Anne-France Goldwater says around 60 people have responded to her offer to help fight a City of Montreal-issued letter telling them they had four weeks to find a new home for their pit bull outside the city.
The letter said their application for the special permit needed to keep their pit bull under Montreal's new dangerous dog bylaw was incomplete.
Pit bull owners had until March 31 to apply for the permit and until June 1 to provide all the necessary documents to support their application.
"I'm going to ask a Superior Court judge nothing more but to give these poor people an additional delay on the basis that the law is there to serve the people, it's not there to punish people," Goldwater told CBC.
City accused of losing documents
Goldwater said many of the dog owners she's hearing from claim they filed the necessary papers with the city.
"These are people who claim and who are evidencing that they have filled all their documents and it would appear from what we're seeing that the city may have lost their documents," she told CBC News.
"They've been told they have one month to get rid of their innocent, healthy, wonderful family dog for no other reason than maybe — maybe — a paper is missing in their file."
She said the city should not be threatening citizens who tried to follow the right steps and obtain the necessary permit for their dog.

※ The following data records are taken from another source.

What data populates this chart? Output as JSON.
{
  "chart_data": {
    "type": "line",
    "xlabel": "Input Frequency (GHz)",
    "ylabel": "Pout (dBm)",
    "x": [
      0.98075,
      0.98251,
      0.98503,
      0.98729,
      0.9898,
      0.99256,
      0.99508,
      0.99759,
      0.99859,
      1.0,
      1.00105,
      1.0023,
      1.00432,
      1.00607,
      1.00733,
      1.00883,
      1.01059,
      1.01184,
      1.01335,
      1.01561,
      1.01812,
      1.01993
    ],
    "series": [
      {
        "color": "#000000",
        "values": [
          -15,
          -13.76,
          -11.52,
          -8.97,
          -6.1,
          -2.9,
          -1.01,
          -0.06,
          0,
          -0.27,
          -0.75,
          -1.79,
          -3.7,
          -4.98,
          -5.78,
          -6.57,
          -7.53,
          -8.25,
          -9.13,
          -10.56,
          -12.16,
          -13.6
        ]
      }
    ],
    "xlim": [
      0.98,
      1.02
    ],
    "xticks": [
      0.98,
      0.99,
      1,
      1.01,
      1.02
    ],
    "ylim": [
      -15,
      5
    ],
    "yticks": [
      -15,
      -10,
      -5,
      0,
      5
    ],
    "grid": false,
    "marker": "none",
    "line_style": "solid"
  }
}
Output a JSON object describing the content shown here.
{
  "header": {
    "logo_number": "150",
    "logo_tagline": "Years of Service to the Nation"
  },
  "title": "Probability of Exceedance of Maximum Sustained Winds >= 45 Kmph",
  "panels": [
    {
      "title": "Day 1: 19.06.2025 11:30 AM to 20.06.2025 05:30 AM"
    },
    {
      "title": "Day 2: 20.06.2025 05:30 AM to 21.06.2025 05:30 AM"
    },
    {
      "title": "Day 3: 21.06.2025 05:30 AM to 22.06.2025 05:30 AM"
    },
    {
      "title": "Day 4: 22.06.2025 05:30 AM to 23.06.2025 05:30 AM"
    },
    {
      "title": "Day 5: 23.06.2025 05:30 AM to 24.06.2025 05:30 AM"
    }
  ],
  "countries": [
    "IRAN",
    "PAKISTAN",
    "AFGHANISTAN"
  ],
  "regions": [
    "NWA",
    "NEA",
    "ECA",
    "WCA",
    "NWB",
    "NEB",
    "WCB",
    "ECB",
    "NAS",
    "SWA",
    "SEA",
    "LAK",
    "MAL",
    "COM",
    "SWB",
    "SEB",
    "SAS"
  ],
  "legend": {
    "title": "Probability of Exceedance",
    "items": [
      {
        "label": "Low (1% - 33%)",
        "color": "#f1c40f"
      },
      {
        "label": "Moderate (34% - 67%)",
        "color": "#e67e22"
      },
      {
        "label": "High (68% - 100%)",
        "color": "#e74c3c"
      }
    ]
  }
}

"These are law-abiding Montrealers who registered their dogs and paid the $150," she said.
"They're being told 'get rid of your dog' and I think that is unconscionable and doesn't reflect my idea of what the law should be in society."
Goldwater said the city should be working with these dog owners to help them in their efforts to comply with the law instead of turning them into "outlaws."
The city ombudsman's office released a statement Thursday, saying it has received several complaints about the letter. The office says it can't change city rules, but it can see that they are applied fairly.